Our Founder, John Spedan Lewis, instilled a culture in the Partnership of acting with courtesy and kindness. This extends not only to our co-owners, but to all those with whom we interact. Our approach to tackling modern slavery is influenced by these business values. It forms part of our broader human rights strategy which ensures we work with suppliers to raise labour standards, improve working conditions and create fairly rewarded employment.

Front cover of John Lewis Partnership Human Rights progress report 2016-17

Our 2017 Human Rights and Modern Slavery report provides an update on progress against our plans.
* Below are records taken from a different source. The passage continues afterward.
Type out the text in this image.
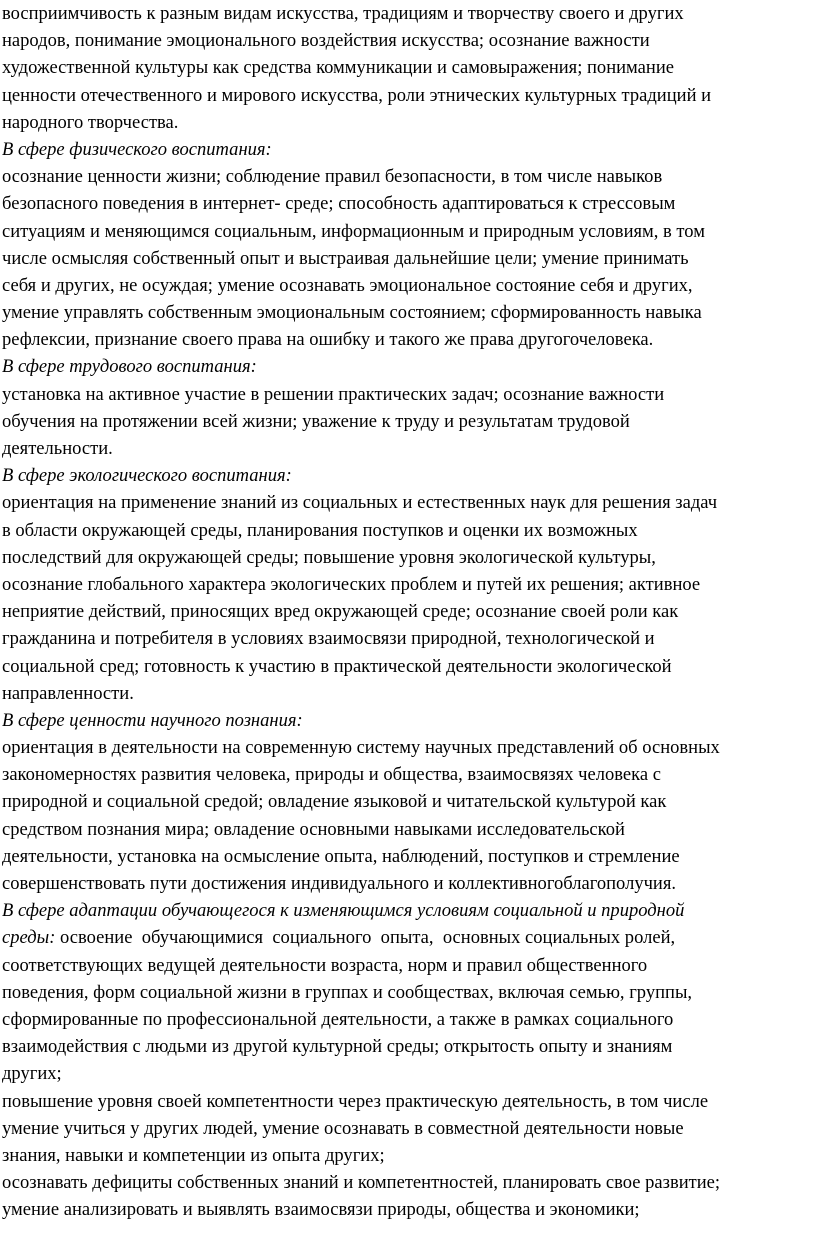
восприимчивость к разным видам искусства, традициям и творчеству своего и других
народов, понимание эмоционального воздействия искусства; осознание важности
художественной культуры как средства коммуникации и самовыражения; понимание
ценности отечественного и мирового искусства, роли этнических культурных традиций и
народного творчества.
В сфере физического воспитания:
осознание ценности жизни; соблюдение правил безопасности, в том числе навыков
безопасного поведения в интернет- среде; способность адаптироваться к стрессовым
ситуациям и меняющимся социальным, информационным и природным условиям, в том
числе осмысляя собственный опыт и выстраивая дальнейшие цели; умение принимать
себя и других, не осуждая; умение осознавать эмоциональное состояние себя и других,
умение управлять собственным эмоциональным состоянием; сформированность навыка
рефлексии, признание своего права на ошибку и такого же права другогочеловека.
В сфере трудового воспитания:
установка на активное участие в решении практических задач; осознание важности
обучения на протяжении всей жизни; уважение к труду и результатам трудовой
деятельности.
В сфере экологического воспитания:
ориентация на применение знаний из социальных и естественных наук для решения задач
в области окружающей среды, планирования поступков и оценки их возможных
последствий для окружающей среды; повышение уровня экологической культуры,
осознание глобального характера экологических проблем и путей их решения; активное
неприятие действий, приносящих вред окружающей среде; осознание своей роли как
гражданина и потребителя в условиях взаимосвязи природной, технологической и
социальной сред; готовность к участию в практической деятельности экологической
направленности.
В сфере ценности научного познания:
ориентация в деятельности на современную систему научных представлений об основных
закономерностях развития человека, природы и общества, взаимосвязях человека с
природной и социальной средой; овладение языковой и читательской культурой как
средством познания мира; овладение основными навыками исследовательской
деятельности, установка на осмысление опыта, наблюдений, поступков и стремление
совершенствовать пути достижения индивидуального и коллективногоблагополучия.
В сфере адаптации обучающегося к изменяющимся условиям социальной и природной
среды: освоение  обучающимися  социального  опыта,  основных социальных ролей,
соответствующих ведущей деятельности возраста, норм и правил общественного
поведения, форм социальной жизни в группах и сообществах, включая семью, группы,
сформированные по профессиональной деятельности, а также в рамках социального
взаимодействия с людьми из другой культурной среды; открытость опыту и знаниям
других;
повышение уровня своей компетентности через практическую деятельность, в том числе
умение учиться у других людей, умение осознавать в совместной деятельности новые
знания, навыки и компетенции из опыта других;
осознавать дефициты собственных знаний и компетентностей, планировать свое развитие;
умение анализировать и выявлять взаимосвязи природы, общества и экономики;
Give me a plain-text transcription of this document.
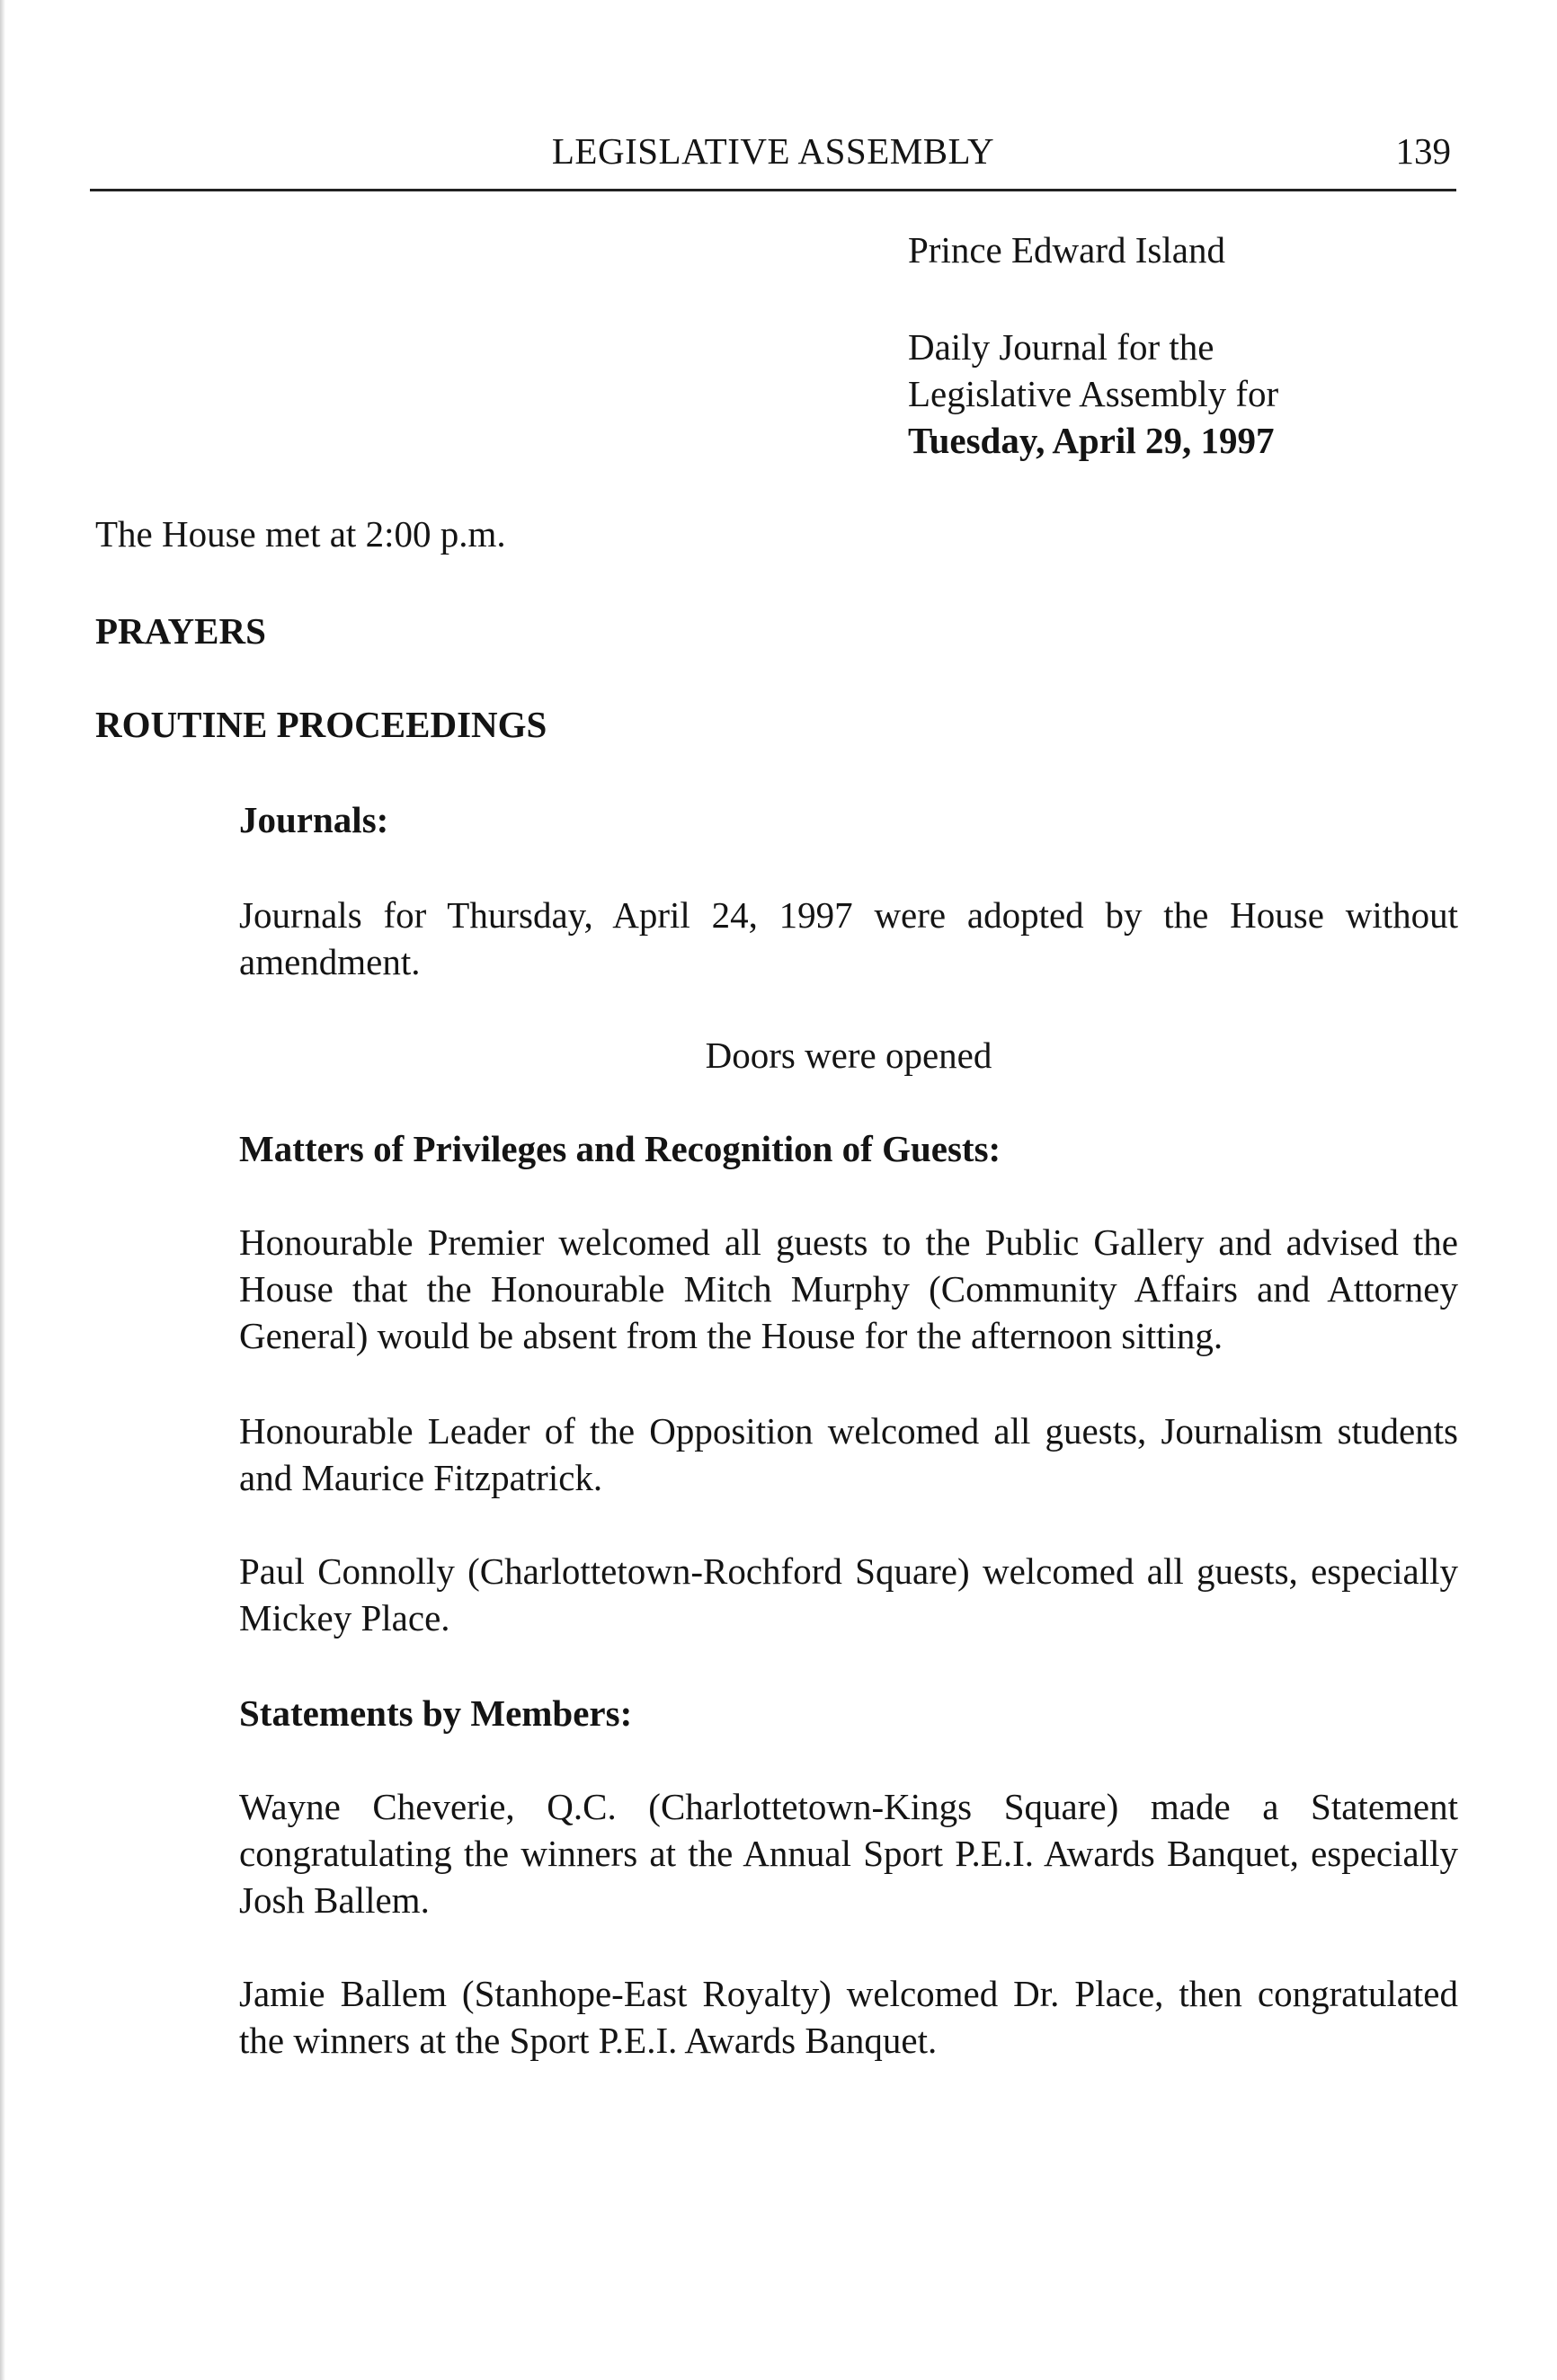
LEGISLATIVE ASSEMBLY	139
Prince Edward Island
Daily Journal for the
Legislative Assembly for
Tuesday, April 29, 1997
The House met at 2:00 p.m.
PRAYERS
ROUTINE PROCEEDINGS
Journals:
Journals for Thursday, April 24, 1997 were adopted by the House without amendment.
Doors were opened
Matters of Privileges and Recognition of Guests:
Honourable Premier welcomed all guests to the Public Gallery and advised the House that the Honourable Mitch Murphy (Community Affairs and Attorney General) would be absent from the House for the afternoon sitting.
Honourable Leader of the Opposition welcomed all guests, Journalism students and Maurice Fitzpatrick.
Paul Connolly (Charlottetown-Rochford Square) welcomed all guests, especially Mickey Place.
Statements by Members:
Wayne Cheverie, Q.C. (Charlottetown-Kings Square) made a Statement congratulating the winners at the Annual Sport P.E.I. Awards Banquet, especially Josh Ballem.
Jamie Ballem (Stanhope-East Royalty) welcomed Dr. Place, then congratulated the winners at the Sport P.E.I. Awards Banquet.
It shares information about the issues and challenges we have faced over the course of 2016/17, and exceeds the requirements of the Transparency in Supply Chains clause of the Modern Slavery Act.

The report focuses on workers in our supply chains - both in our Goods for Resale (GFR) and Goods Not for Resale (GNFR). The global nature of our supply chains and the diversity of products and services that we use and sell, means that this is where the greatest complexity and risks lie. Our strategy and programmes address the most salient issues faced by workers and are delivered in those areas where we can have the greatest impact.

We are committed to providing greater transparency of manufacturing supply chains. In support of this commitment, in August 2017, John Lewis released the names and addresses of the factories supplying  own brand clothing, accessories, footwear and homewares. 

This transparency strengthens our human rights due diligence and better enables us to collaborate with civil society in identifying, assessing, and avoiding actual or potential adverse human rights impacts. The list will be reviewed and updated every six months to ensure it reflects the current supply base.


In November 2016 we held our second stakeholder roundtable, with expert NGOs, other businesses and policy makers, in which we had a constructive discussion about our strategy, our progress and where we can do more. There was a strong consensus in the group that addressing modern slavery as part of a broader human rights strategy is the right approach.

There are some key areas that we plan to develop in the coming year based on what we have learned and stakeholder feedback:

  • Delivering our core programmes: Throughout the document we have updated on progress against our plans. There is more work to do to deliver these plans, learn from them and look to take them to scale across our supply chains. We will also strive to understand the impacts and outcomes of these programmes.
  • Engagement of workers: We will continue to test and learn from different approaches to worker engagement and continue to promote worker representation and look to consult trade unions to help guide our work.
  • Deeper understanding of issues: We will continue to seek to understand the issues workers face at local levels in our supply chains and engage suppliers to address issues such as women's empowerment and caste discrimination.
  • Addressing issues in raw material supply chains: In 2017 we will look at ways to address human rights issues identified along-side our environmental sustainability strategies for our key raw materials such as cotton
  • Procurement practices: We will look to strengthen our procurement processes for GNFR, establishing clear standards for our labour providers, engaging Partners across the business and carrying out due diligence.